I want him. I want him right here, right now. I want him up against one of the trees. I don’t even care. I want to feel him inside me.
‘Oh my God,’ I moan, melting under his touch.
‘I’ve wanted this so much,’ Seb gasps. ‘So much.’
I can feel his desire, his eager kisses, his warm body, his searching hands.
He wants this as much as I do. He wants me. He wants me so badly and that makes me want him even more. I want to tear his clothes off. I want to break his vow. I want to have him.
‘Me too,’ I sigh, kissing him, slipping my hand under his shirt, feeling his silky soft skin.
He kisses me deeply, his tongue plunging into my mouth. He traces his fingers under my top.
‘We should go back to the guesthouse,’ I insist, feeling light-headed with desire.
As much as I want Seb, we’re getting precariously close to having sex in the middle of a path, and even though this place is definitely more kinky than I thought, I still don’t want to get kicked out for public indecency.
‘Ok let’s go,’ Seb replies, while planting kisses on my neck.
It takes a lot of effort to pull apart, but we manage it, hurrying back to the guesthouse.
We clamber up to Seb’s treehouse. I don’t dare look around to see if Meera is still up. I can’t face her ‘I told you so’ look right now.
We tumble into Seb’s treehouse, and pull each other close, our bodies tangling. I start unbuttoning his shirt and he pulls my top off.
‘Your body’s incredible,’ he murmurs.
He reaches behind my back to unfasten my bra and pulls it from my shoulders.
‘Oh my God, you look amazing,’ he sighs, as he kisses my neck, working down to my chest.
I haven’t even managed to unbutton his shirt yet, but I lose my grip of his buttons as he plants kisses on my chest, working his way over my breasts. He takes one of my
nipples into his mouth and sucks gently, flicking his tongue over it.
I moan, feeling light-headed, dizzy with pleasure.
‘Oh God,’ I groan.
I can barely believe this is happening. Seb and I are finally hooking up. My whole body feels tantalized, alive with longing and lust. I thought sex with Paul was good, but I already feel more pleasure from Seb touching and kissing my breasts than I’ve felt from entire sex sessions with Paul.

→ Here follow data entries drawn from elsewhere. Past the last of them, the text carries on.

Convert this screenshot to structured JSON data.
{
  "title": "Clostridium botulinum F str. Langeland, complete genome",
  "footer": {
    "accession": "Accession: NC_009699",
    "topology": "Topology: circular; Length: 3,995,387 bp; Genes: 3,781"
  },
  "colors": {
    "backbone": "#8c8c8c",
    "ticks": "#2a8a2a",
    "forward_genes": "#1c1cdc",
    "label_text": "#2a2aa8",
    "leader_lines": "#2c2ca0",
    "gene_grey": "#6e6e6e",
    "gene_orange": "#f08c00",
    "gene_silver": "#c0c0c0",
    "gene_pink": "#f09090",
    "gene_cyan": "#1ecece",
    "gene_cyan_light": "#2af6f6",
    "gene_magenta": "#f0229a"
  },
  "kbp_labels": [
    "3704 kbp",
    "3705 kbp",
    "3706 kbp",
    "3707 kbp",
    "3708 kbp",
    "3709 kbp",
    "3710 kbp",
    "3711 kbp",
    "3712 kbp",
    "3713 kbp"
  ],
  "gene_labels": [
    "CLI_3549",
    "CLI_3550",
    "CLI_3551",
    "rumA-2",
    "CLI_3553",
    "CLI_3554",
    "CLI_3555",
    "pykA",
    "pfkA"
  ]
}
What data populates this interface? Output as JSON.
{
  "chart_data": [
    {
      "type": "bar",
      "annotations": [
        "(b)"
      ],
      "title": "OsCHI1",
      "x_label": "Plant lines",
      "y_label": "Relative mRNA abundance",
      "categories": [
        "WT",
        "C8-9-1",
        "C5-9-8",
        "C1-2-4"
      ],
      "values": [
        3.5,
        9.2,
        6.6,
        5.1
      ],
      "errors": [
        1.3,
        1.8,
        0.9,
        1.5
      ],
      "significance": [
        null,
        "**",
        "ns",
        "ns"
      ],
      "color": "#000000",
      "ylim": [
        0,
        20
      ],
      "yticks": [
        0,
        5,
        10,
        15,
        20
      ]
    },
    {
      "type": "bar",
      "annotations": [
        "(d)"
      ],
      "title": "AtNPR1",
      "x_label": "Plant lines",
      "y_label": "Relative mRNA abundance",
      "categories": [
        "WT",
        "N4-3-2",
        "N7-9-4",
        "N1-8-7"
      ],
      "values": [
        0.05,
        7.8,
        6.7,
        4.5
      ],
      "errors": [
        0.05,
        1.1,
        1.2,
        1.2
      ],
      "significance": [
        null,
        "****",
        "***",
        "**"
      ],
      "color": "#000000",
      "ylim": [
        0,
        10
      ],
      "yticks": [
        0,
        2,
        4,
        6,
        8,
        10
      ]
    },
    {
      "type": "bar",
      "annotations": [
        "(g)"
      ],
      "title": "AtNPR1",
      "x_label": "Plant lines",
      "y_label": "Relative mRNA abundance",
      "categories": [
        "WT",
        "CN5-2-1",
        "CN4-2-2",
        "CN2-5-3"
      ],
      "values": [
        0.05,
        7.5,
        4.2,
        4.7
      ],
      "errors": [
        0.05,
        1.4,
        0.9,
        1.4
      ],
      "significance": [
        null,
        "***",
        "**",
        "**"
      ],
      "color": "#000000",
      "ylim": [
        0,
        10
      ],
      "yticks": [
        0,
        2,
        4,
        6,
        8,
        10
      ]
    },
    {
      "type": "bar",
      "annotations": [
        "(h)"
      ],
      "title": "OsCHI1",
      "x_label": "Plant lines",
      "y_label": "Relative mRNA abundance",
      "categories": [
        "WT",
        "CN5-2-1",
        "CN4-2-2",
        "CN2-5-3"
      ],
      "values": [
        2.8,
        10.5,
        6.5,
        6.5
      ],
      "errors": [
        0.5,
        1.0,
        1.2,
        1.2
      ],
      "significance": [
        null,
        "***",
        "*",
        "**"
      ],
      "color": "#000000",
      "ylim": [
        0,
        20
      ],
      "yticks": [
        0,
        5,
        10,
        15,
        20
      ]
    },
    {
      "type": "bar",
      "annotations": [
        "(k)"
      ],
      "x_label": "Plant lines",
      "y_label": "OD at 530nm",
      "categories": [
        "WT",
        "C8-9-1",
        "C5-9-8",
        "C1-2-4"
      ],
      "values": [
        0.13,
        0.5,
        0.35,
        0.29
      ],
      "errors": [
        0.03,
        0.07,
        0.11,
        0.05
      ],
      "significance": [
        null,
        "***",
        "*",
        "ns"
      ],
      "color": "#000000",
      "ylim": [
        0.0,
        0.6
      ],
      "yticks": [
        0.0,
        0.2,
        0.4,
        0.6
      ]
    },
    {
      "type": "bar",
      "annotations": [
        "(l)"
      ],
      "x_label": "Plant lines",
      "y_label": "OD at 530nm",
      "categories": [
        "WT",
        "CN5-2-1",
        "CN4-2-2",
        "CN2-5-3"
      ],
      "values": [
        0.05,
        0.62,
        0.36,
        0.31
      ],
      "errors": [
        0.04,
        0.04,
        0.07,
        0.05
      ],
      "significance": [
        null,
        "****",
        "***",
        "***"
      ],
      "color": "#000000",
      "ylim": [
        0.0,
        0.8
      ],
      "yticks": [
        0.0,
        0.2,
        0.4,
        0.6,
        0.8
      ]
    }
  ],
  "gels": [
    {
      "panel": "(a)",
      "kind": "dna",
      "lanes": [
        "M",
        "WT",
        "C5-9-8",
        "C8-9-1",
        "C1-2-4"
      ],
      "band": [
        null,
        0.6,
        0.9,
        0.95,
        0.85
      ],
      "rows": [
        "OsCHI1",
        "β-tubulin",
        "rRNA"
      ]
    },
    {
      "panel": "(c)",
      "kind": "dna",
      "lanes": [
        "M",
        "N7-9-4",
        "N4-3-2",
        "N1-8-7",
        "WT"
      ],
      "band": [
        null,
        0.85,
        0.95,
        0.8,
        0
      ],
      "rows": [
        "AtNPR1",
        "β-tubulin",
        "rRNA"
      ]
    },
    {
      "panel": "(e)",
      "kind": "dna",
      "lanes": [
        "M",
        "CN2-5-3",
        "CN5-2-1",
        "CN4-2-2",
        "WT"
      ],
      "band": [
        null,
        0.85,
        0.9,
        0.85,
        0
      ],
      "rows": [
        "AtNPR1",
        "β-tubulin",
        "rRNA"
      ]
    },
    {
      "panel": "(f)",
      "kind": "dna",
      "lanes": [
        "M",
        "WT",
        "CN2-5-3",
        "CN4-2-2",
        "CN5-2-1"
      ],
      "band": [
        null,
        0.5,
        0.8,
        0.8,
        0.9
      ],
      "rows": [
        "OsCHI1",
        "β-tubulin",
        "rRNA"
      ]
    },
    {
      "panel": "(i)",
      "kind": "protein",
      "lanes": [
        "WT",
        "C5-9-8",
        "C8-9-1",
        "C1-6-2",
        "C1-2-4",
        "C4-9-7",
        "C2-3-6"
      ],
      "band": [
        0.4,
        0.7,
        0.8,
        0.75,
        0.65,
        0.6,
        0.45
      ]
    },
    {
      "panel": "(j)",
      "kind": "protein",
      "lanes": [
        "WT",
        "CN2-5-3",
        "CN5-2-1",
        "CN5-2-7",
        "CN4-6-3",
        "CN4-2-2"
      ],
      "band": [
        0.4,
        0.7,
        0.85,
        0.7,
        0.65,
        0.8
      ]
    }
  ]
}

I want to feel Seb kissing me all over. I want to unbutton his shirt, do naughty things to him, and yet, something’s holding me back. A nagging thought pulls me out of the moment: the girl, Vanessa. The abortion. Seb’s vow. As much as I want to use Seb’s body as a jungle gym, I don’t want to sabotage his growth either. I don’t want to be another mistake, like the fling he had in Thailand – an encounter he’ll later regret.
‘Seb,’ I gasp, pulling him away from my chest.
‘What?’ he asks, gazing lustfully at me.
It takes every ounce of my self-control not to just kiss him.
‘Are you sure about this? What about your pledge?’ I say. ‘I want you, so badly, but I don’t want to mess things up for you.’
Seb smiles.
‘It’s fine,’ he assures me. ‘I’ve given up my pledge. It’s over.’
‘How come?’ I ask, totally shocked.
‘I spoke to Vanessa. We chatted on Facebook the other day. I was going to tell you. She’s pregnant. She’s found a new boyfriend. They’ve moved in together. She seems really happy, like she’s ready to settle down,’ Seb says. ‘They’ve even started doing up the spare room for the kid. She said how the time feels right now and she’s found the one. Everything’s worked out for her. She doesn’t have depression anymore.’
Seb smiles, and I can feel the relief radiating from him. He seems lighter, carefree.
‘I’m ready to move on too. I don’t care about my pledge anymore,’ Seb insists.
I grin, feeling an immense wave of relief. We can have sex. Guilt-free, glorious sex, with nothing holding us back.
‘I’m so glad!’ I kiss him, pulling him close.